The threat of dispossession that refugee resettlement represented politicized property relations in the Syrian interior in a way that initial processes of land registration had not. The Land Code and its amendments strengthening the rights of creditors to foreclose on individually-owned property intensified existing debt relationships between merchant capitalists and Bedouin communities, but numerous scholars have recognized the limited nature of foreclosures during this period across Greater Syria. For example, Mundy and Smith argued that “Ottoman administration did not detach the object, ‘land’, to which individual rights were registered, from the social forms of its mobilization in production” and that the “Ottoman empire did not bow down to the holy grail of private property until the very end of the century.”

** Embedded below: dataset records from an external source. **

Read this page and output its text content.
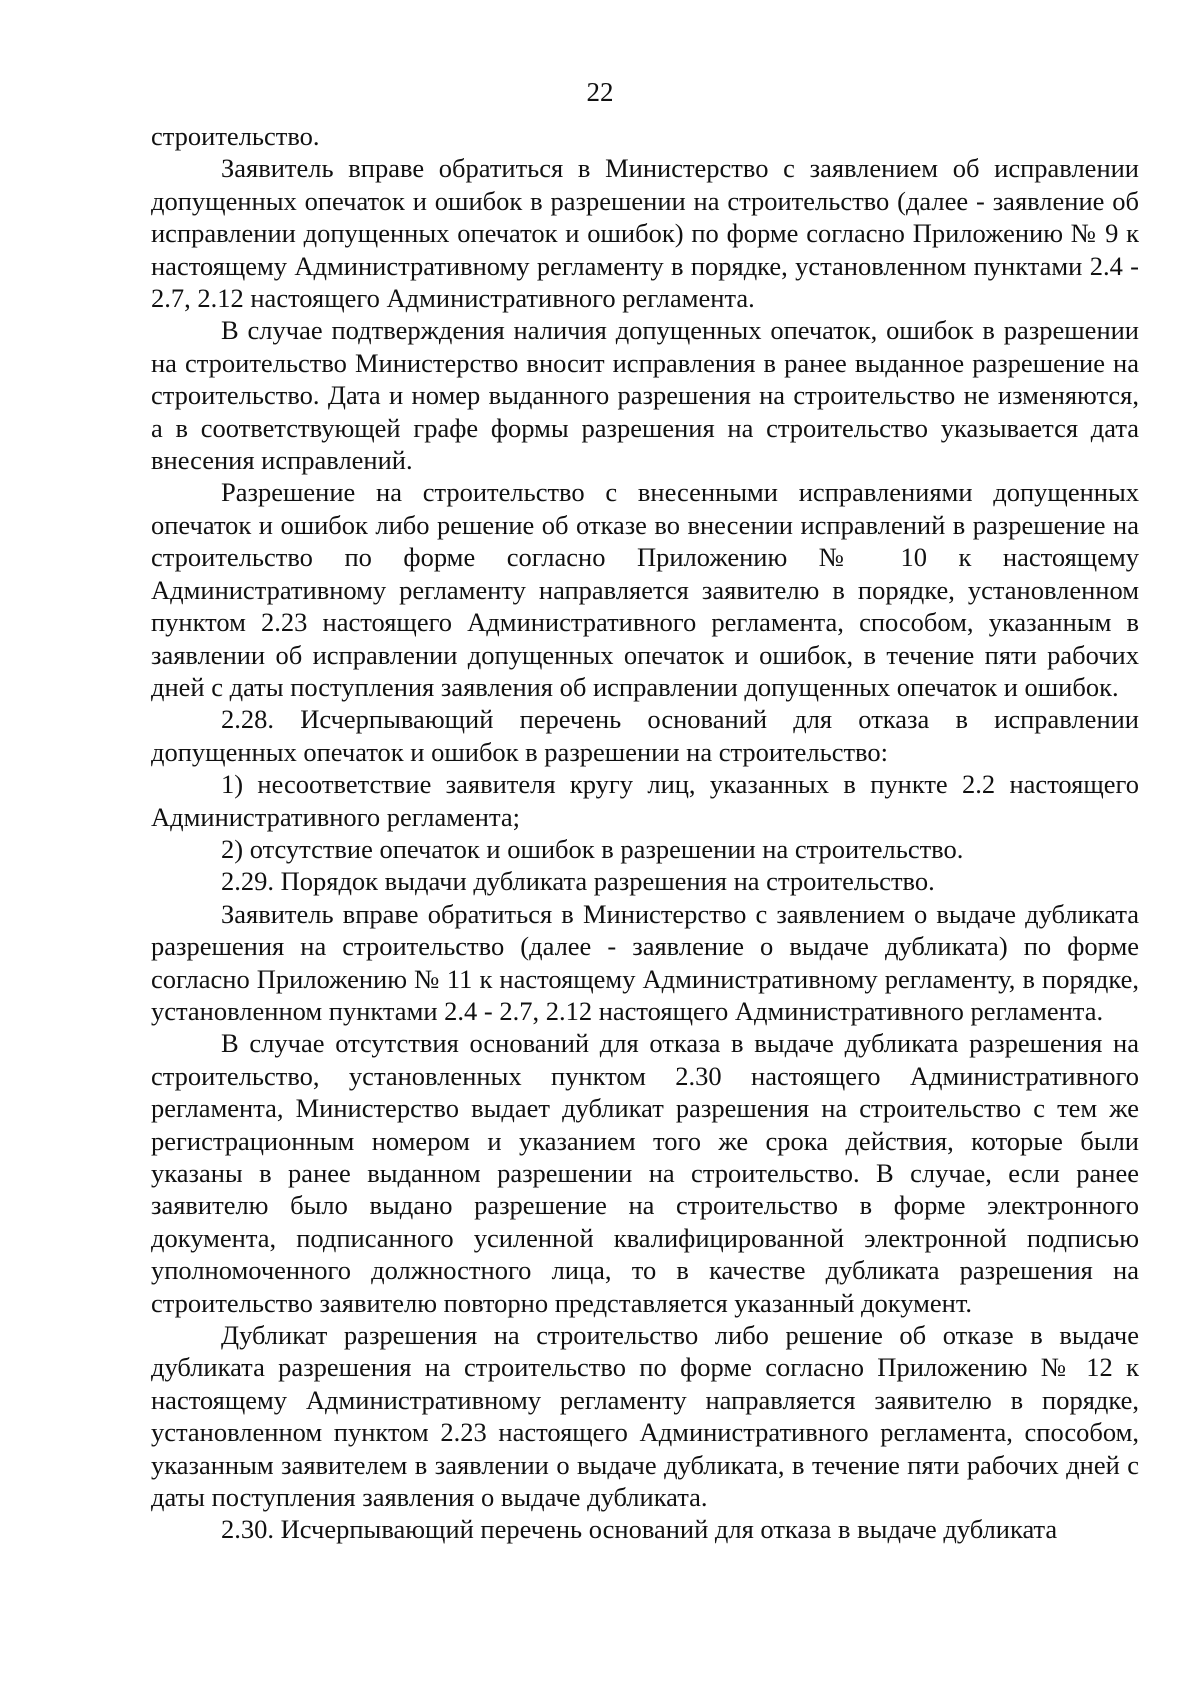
22

строительство.

Заявитель вправе обратиться в Министерство с заявлением об исправлении допущенных опечаток и ошибок в разрешении на строительство (далее - заявление об исправлении допущенных опечаток и ошибок) по форме согласно Приложению № 9 к настоящему Административному регламенту в порядке, установленном пунктами 2.4 - 2.7, 2.12 настоящего Административного регламента.

В случае подтверждения наличия допущенных опечаток, ошибок в разрешении на строительство Министерство вносит исправления в ранее выданное разрешение на строительство. Дата и номер выданного разрешения на строительство не изменяются, а в соответствующей графе формы разрешения на строительство указывается дата внесения исправлений.

Разрешение на строительство с внесенными исправлениями допущенных опечаток и ошибок либо решение об отказе во внесении исправлений в разрешение на строительство по форме согласно Приложению № 10 к настоящему Административному регламенту направляется заявителю в порядке, установленном пунктом 2.23 настоящего Административного регламента, способом, указанным в заявлении об исправлении допущенных опечаток и ошибок, в течение пяти рабочих дней с даты поступления заявления об исправлении допущенных опечаток и ошибок.

2.28. Исчерпывающий перечень оснований для отказа в исправлении допущенных опечаток и ошибок в разрешении на строительство:

1) несоответствие заявителя кругу лиц, указанных в пункте 2.2 настоящего Административного регламента;

2) отсутствие опечаток и ошибок в разрешении на строительство.

2.29. Порядок выдачи дубликата разрешения на строительство.

Заявитель вправе обратиться в Министерство с заявлением о выдаче дубликата разрешения на строительство (далее - заявление о выдаче дубликата) по форме согласно Приложению № 11 к настоящему Административному регламенту, в порядке, установленном пунктами 2.4 - 2.7, 2.12 настоящего Административного регламента.

В случае отсутствия оснований для отказа в выдаче дубликата разрешения на строительство, установленных пунктом 2.30 настоящего Административного регламента, Министерство выдает дубликат разрешения на строительство с тем же регистрационным номером и указанием того же срока действия, которые были указаны в ранее выданном разрешении на строительство. В случае, если ранее заявителю было выдано разрешение на строительство в форме электронного документа, подписанного усиленной квалифицированной электронной подписью уполномоченного должностного лица, то в качестве дубликата разрешения на строительство заявителю повторно представляется указанный документ.

Дубликат разрешения на строительство либо решение об отказе в выдаче дубликата разрешения на строительство по форме согласно Приложению № 12 к настоящему Административному регламенту направляется заявителю в порядке, установленном пунктом 2.23 настоящего Административного регламента, способом, указанным заявителем в заявлении о выдаче дубликата, в течение пяти рабочих дней с даты поступления заявления о выдаче дубликата.

2.30. Исчерпывающий перечень оснований для отказа в выдаче дубликата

How, and on what terms, did the relations of individual property established in the Land Code become linked with enclosure and dispossession in the late Ottoman Syrian interior? In this chapter I argue that this linkage coalesced when Ottoman officials began conceptualizing the landscape of the Syrian interior as an empty space in an environment of threatened territorial sovereignty. While the organization of the landscape into individually owned registered plots rested on the legislations and survey projects reviewed in the previous chapter, this concept of territory was closely related to the crises of the late 1870s and their aftermath. This perception coalesced into policy in the Syrian interior in the 1890s, as myriad pressures converged on the region: an influx of refugees constructed as productive, loyal cultivators who were promised grants carved from “empty land” and a new land administration primed for reallocation; increasing interest from distant capitalists, including Zionist financiers aiming to found a Jewish colony who also employed concepts of productive refugees; and the British occupation of Egypt in 1882, which rendered the identity, loyalty and intentions of landowners in the interior, now a contested imperial borderland, a new source of anxiety. Plans to build a railway along the pilgrimage route only increased this sense of concern over who owned the region’s land. In short, in the 1890s, the new private property regime enabled officials and faraway capitalists to legally realize their imaginaries of the interior as an “empty” space for potential development, whether in the form of refugee resettlement, a Jewish colony supported by foreign capital, or infrastructural projects.

This convergence of pressures sparked a debate among Ottoman officials about how to administer the interior. On one side of the debate were newly installed officials of the imperial land administration, who favored allocating the lands Bedouin inhabited to investors as fast as possible to increase treasury revenue, both from the initial sales of state land and from subsequent taxes. On the other side were high-ranking Ottoman officials in Istanbul who argued that opening the region to unregulated investment carried the threat of foreign intervention, as agents of both Zionist and British interests seemed to be scouting for land. These officials favored settling groups perceived as loyal, usually refugees but potentially Bedouin, in small plots surrounding the planned railroad route and in other strategic locations. While this debate revealed differences among Ottoman authorities’ visions of the future of Syria, it also indicated how the range of official understandings of property relations in the empire had changed in the 1890s. Both sides of the debate shared an aggressive understanding of legally unused land as state domain. This understanding contrasted sharply from earlier ideas about state ownership, in which the Ottoman state had been a distant allocator of land’s use and revenue while retaining control over its “essence” (raqaba). In the 1890s, land officials came to regard the Ottoman treasury as a privileged competitor for landownership among smallholders and capitalists: state domain became the state’s private property.